What is Alzheimer’s disease (AD)?

Alzheimer’s disease (AD) is a progressive neurological disorder that affects the brain, primarily causing problems with memory, thinking, and behavior. It is the most common cause of dementia.

In Alzheimer’s disease, abnormal protein deposits, such as beta-amyloid plaques and tau tangles, build up in the brain, disrupting communication between nerve cells and causing them to die. Over time, this leads to the shrinkage of brain tissue and the gradual decline of cognitive function.

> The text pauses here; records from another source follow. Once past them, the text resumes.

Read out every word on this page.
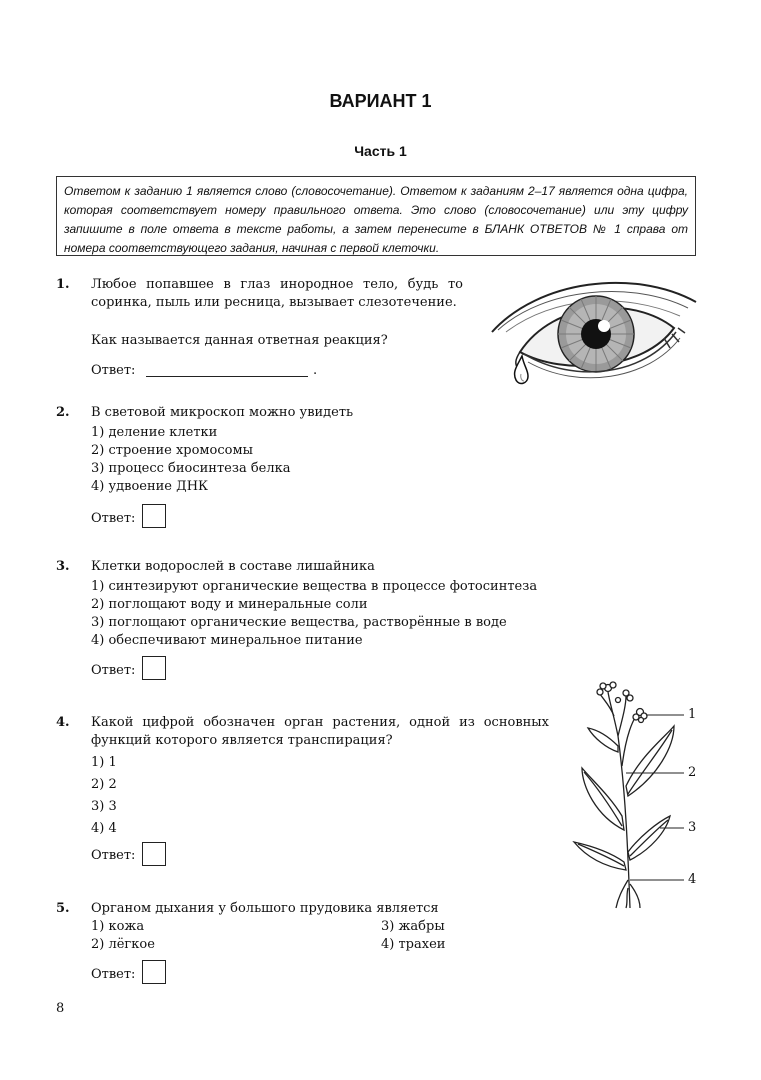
ВАРИАНТ 1
Часть 1
Ответом к заданию 1 является слово (словосочетание). Ответом к заданиям 2–17 является одна цифра, которая соответствует номеру правильного ответа. Это слово (словосочетание) или эту цифру запишите в поле ответа в тексте работы, а затем перенесите в БЛАНК ОТВЕТОВ № 1 справа от номера соответствующего задания, начиная с первой клеточки.
1. Любое попавшее в глаз инородное тело, будь то соринка, пыль или ресница, вызывает слезотечение.
Как называется данная ответная реакция?
Ответ:	.
2. В световой микроскоп можно увидеть
1) деление клетки
2) строение хромосомы
3) процесс биосинтеза белка
4) удвоение ДНК
Ответ:
3. Клетки водорослей в составе лишайника
1) синтезируют органические вещества в процессе фотосинтеза
2) поглощают воду и минеральные соли
3) поглощают органические вещества, растворённые в воде
4) обеспечивают минеральное питание
Ответ:
4. Какой цифрой обозначен орган растения, одной из основных функций которого является транспирация?
1) 1
2) 2
3) 3
4) 4
Ответ:
1
2
3
4
5. Органом дыхания у большого прудовика является
1) кожа
2) лёгкое
3) жабры
4) трахеи
Ответ:
8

The exact cause of Alzheimer’s disease is not fully understood, but it is believed to involve a combination of genetic, environmental, and lifestyle factors. Age is the most significant risk factor, with the likelihood of developing Alzheimer’s disease increasing as people get older. Other risk factors include family history, certain genetic mutations, cardiovascular disease, diabetes, and a history of head injuries.

What is the relationship between AD and oxidative stress?

Oxidative stress refers to an imbalance between the production of reactive oxygen species (ROS) and the body’s ability to neutralize them with antioxidants. In AD, oxidative stress plays a significant role in the pathophysiology of the disease and contributes to neuronal damage, neuroinflammation, and the progression of cognitive decline.

Several factors contribute to oxidative stress in Alzheimer’s disease:

  • Beta-Amyloid Accumulation: Beta-amyloid plaques, one of the hallmark pathological features of AD, can induce oxidative stress in the brain. Beta-amyloid aggregates can generate ROS and impair mitochondrial function, leading to oxidative damage to neurons.
  • Tau Protein Pathology: Abnormal phosphorylation and aggregation of tau protein, another characteristic feature of AD, can lead to oxidative stress and neuronal dysfunction. Tau pathology disrupts cellular processes and contributes to mitochondrial dysfunction, further exacerbating oxidative stress.
  • Mitochondrial Dysfunction: Mitochondria are the primary source of ROS production in cells. In AD, mitochondrial dysfunction occurs early in the disease process, leading to increased ROS production and oxidative damage to neurons.
  • Inflammation: Neuroinflammation is a prominent feature of AD and contributes to oxidative stress. Microglia, the immune cells of the brain, become activated in response to beta-amyloid deposition and release pro-inflammatory cytokines and ROS, exacerbating neuronal damage.
  • Metal Ion Dysregulation: Dysregulation of metal ions, such as iron and copper, in the brain can promote ROS production and oxidative stress. Metal ions can interact with beta-amyloid and tau proteins, leading to the generation of ROS and oxidative damage.

Overall, oxidative stress is closely intertwined with the pathological processes of Alzheimer’s disease and contributes to neurodegeneration, synaptic dysfunction, and cognitive impairment.